An implantable cardioverter defibrillator (ICD) serves as prophylaxis against sudden collapse and death from rapid ventricular arrhythmias. In general, all ICDs sense the heart rate and provide anti-tachycardia pacing or deliver synchronised (cardioversion) or unsynchronised (defibrillation) shocks. Some of the modern ICDs also incorporate dedicated pacing function; patients with heart block or sinus node disease may be dependent on these devices just like any patient with an implanted cardiac pacemaker. Like pacemakers, ICDs have to be checked by telemetric interrogation at periodic intervals to confirm integrity of the lead systems and proper function of ICD components including adequacy of battery voltage. Reprogramming of the various parameters that govern pacing, arrhythmia detection and therapy may be necessary from time to time. Such routine follow up, usually undertaken at established arrhythmia centres, should occur at 3 to 6 monthly intervals in the absence of major intercurrent events. Some issues specific to this group of patients can be summarised as follows:

1. Avoid rapid heart rates
In its basic form, arrhythmia detection algorithms of ICDs rely on a programmed heart rate threshold. Once this is exceeded for a defined period of time, the device may deliver therapy irrespective of whether the arrhythmia is of ventricular or supraventricular origin. In a ventricular-based ICD, the shock energy vector is designed primarily to encompass the ventricles. Consequently, atrial arrhythmias may fail to convert such that multiple inappropriate ICD shocks may result. Further, if antitachycardia
pacing is delivered in the ventricle for an atrial arrhythmia, ventricular arrhythmias may be provoked creating a pro-arrhythmic situation. The newer ICDs incorporate atrial sensing to improve arrhythmia discrimination but it must be remembered that any algorithm that improves specificity for ventricular arrhythmia will entail some loss of sensitivity. Cognisant of the above, it is imperative that atrial arrhythmias are adequately treated in these patients, particularly the paroxysmal form of atrial fibrillation that is commonly associated with rapid rates at its onset. Occasionally, RF ablation of the AV node is necessary. Beta adrenergic blockers should be an integral part of therapy in most ICD patients.

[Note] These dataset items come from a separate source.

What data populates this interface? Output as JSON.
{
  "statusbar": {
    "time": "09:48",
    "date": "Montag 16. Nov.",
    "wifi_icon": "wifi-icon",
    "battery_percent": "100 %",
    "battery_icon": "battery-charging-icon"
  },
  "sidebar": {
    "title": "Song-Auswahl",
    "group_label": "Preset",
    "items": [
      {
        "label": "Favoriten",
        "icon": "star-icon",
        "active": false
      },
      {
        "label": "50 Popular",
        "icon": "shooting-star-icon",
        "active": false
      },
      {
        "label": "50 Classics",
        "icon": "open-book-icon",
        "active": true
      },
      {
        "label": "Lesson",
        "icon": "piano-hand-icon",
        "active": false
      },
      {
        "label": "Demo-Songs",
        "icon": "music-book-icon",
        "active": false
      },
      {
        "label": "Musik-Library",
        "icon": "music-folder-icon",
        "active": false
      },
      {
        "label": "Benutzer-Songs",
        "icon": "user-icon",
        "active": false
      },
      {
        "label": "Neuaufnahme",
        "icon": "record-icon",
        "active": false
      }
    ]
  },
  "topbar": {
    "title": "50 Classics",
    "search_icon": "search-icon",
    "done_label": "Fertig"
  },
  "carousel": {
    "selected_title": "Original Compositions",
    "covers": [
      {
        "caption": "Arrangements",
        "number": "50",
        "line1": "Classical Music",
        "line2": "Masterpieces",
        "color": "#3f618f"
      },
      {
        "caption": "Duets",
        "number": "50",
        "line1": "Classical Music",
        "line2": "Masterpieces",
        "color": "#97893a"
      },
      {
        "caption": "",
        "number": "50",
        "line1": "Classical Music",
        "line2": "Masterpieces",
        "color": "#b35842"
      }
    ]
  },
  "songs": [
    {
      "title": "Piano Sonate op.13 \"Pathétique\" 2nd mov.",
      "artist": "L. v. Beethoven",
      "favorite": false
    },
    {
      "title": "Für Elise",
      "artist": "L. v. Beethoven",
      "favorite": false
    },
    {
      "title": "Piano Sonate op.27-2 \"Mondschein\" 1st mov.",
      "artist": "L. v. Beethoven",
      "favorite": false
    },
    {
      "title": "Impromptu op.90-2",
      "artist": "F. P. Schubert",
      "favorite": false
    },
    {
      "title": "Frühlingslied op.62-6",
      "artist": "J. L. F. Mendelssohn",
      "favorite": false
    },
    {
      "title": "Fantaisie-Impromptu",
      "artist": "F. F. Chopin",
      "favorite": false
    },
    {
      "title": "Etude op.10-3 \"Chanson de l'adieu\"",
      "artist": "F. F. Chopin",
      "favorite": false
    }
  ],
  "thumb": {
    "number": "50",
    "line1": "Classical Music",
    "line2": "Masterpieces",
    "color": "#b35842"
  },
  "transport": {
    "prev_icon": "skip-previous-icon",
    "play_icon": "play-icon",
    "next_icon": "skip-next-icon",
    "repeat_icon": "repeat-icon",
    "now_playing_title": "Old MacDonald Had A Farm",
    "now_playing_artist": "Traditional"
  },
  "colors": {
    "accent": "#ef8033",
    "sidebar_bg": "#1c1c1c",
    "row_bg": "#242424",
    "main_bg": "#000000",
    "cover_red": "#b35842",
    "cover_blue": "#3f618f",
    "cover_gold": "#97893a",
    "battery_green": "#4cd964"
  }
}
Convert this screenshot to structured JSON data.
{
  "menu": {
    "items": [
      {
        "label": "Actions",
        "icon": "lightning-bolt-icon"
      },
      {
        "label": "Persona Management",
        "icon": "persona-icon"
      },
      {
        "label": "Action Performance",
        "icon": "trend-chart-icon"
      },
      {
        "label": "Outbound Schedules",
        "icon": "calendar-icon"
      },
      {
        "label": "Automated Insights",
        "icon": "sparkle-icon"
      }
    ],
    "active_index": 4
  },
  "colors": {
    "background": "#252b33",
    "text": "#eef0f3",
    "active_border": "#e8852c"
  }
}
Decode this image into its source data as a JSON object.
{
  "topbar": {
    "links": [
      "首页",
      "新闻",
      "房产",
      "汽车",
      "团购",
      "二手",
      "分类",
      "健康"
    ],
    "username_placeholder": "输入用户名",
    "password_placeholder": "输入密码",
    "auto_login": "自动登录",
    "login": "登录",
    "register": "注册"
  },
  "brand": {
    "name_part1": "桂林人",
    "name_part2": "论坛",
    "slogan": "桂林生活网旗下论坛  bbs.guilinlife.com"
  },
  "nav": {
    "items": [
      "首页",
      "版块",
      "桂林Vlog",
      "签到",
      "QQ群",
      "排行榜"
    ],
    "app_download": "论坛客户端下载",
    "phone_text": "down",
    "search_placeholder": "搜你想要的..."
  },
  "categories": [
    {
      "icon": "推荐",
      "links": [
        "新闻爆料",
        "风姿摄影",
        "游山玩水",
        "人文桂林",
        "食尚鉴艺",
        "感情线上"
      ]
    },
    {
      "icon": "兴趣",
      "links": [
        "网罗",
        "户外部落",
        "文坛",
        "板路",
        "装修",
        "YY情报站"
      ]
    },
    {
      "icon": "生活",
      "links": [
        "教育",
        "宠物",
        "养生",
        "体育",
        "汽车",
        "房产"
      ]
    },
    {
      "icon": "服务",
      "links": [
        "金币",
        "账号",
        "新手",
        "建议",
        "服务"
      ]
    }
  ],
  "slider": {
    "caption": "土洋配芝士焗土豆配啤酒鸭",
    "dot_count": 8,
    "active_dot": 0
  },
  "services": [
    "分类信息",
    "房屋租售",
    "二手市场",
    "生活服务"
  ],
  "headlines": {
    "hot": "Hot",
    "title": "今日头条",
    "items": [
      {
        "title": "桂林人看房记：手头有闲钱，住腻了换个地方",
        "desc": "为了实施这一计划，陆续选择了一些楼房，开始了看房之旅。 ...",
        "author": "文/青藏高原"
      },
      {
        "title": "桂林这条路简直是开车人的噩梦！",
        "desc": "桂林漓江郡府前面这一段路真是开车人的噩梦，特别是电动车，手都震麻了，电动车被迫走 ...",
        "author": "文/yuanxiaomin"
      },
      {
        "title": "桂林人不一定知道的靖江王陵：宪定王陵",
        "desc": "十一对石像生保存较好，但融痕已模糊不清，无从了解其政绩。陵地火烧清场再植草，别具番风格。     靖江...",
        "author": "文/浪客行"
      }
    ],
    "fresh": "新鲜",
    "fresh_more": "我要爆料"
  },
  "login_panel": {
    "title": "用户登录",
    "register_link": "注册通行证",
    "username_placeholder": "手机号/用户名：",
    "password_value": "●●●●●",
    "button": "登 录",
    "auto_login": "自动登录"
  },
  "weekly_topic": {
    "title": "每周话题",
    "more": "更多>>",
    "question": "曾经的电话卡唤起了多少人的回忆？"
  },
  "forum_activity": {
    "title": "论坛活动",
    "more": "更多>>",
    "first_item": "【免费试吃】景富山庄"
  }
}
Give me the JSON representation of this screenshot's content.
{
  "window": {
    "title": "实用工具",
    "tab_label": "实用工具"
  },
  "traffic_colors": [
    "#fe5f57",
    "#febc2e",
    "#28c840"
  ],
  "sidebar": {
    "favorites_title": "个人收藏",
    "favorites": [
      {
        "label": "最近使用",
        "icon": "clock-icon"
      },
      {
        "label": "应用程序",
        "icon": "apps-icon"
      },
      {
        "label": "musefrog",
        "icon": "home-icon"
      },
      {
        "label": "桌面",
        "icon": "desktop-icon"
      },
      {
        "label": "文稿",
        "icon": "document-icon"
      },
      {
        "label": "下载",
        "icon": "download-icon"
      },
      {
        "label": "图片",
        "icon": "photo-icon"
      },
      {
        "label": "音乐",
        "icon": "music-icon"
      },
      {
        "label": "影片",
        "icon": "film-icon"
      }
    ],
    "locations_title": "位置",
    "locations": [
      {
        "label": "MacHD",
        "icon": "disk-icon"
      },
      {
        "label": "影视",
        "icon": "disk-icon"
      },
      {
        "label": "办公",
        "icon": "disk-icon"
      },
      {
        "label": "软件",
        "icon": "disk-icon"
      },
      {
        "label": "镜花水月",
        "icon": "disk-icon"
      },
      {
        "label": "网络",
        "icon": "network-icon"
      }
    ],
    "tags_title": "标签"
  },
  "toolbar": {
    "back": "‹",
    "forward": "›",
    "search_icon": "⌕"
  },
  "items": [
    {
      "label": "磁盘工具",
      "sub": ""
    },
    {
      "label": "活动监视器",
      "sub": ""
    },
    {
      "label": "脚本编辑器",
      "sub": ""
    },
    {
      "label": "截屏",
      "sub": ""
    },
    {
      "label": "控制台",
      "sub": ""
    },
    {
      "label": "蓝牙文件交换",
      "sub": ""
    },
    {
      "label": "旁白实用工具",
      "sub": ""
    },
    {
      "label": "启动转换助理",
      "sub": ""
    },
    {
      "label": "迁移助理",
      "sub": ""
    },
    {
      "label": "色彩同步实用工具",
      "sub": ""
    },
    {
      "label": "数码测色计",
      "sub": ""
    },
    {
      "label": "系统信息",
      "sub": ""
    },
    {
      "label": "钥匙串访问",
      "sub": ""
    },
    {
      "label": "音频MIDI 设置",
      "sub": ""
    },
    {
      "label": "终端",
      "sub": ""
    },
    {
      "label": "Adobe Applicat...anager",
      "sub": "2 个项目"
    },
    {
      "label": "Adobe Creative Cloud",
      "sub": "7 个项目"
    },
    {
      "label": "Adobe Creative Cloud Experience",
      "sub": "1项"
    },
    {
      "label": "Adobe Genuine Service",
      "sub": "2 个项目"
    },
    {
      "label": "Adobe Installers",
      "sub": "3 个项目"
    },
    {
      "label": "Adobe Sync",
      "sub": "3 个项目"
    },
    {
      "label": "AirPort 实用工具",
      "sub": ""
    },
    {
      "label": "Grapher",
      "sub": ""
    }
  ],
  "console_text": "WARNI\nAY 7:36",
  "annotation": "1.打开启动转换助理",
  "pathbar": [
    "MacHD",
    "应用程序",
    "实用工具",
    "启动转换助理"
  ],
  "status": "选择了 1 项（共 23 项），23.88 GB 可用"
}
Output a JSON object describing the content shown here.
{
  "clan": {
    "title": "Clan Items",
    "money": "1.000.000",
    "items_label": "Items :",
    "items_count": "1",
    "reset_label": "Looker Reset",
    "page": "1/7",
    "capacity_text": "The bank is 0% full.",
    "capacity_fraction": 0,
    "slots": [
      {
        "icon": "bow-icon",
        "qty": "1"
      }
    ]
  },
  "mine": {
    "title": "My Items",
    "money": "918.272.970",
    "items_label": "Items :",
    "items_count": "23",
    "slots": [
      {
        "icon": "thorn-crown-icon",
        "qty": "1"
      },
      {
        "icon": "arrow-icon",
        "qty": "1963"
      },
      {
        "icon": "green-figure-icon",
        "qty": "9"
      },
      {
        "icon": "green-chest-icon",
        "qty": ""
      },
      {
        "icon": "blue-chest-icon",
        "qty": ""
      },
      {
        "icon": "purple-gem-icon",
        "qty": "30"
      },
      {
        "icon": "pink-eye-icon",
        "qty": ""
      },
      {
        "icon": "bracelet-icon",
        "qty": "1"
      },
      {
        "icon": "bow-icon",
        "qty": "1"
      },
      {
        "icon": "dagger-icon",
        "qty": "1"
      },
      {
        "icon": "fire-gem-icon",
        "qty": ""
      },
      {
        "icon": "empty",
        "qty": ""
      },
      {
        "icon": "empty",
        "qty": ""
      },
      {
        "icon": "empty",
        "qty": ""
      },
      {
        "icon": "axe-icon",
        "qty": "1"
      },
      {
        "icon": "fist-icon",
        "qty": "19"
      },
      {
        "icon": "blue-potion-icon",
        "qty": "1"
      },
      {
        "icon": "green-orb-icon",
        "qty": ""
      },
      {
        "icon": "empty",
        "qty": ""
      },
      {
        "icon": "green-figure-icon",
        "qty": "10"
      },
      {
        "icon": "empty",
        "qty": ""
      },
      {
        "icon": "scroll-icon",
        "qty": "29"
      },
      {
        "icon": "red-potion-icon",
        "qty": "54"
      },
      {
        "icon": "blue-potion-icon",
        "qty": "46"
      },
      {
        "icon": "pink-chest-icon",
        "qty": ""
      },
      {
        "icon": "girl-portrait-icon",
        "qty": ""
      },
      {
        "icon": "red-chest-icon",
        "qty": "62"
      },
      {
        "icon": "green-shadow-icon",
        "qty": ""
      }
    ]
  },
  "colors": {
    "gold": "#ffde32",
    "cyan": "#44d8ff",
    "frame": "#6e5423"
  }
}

2. Recognise ICD—drug interactions
Antiarrhythmic drugs have the potential for interacting with an ICD in several ways. Drugs such as flecainide and amiodarone can increase pacing and defibrillation thresholds. In patients with a low margin of safety for these parameters, use of these drugs may result in failure of pacing or defibrillation. Secondly, these drugs can slow the rate of ventricular tachycardia below the programmed rate threshold for detection by the ICD; failure of arrhythmia detection can result. Some rarer interactions include
alteration of the T wave voltage by drugs or hyperkalaemia resulting in double counting and inappropriate shocks.

3. ICD wound management
As an implanted device, the system is susceptible to infections. Pain and inflammation of the skin over the ICD may herald an infective process. Similarly, unexplained fever, particularly staphylococcal septicaemia may indicate endocarditis involving the leads and/or tricuspid valve.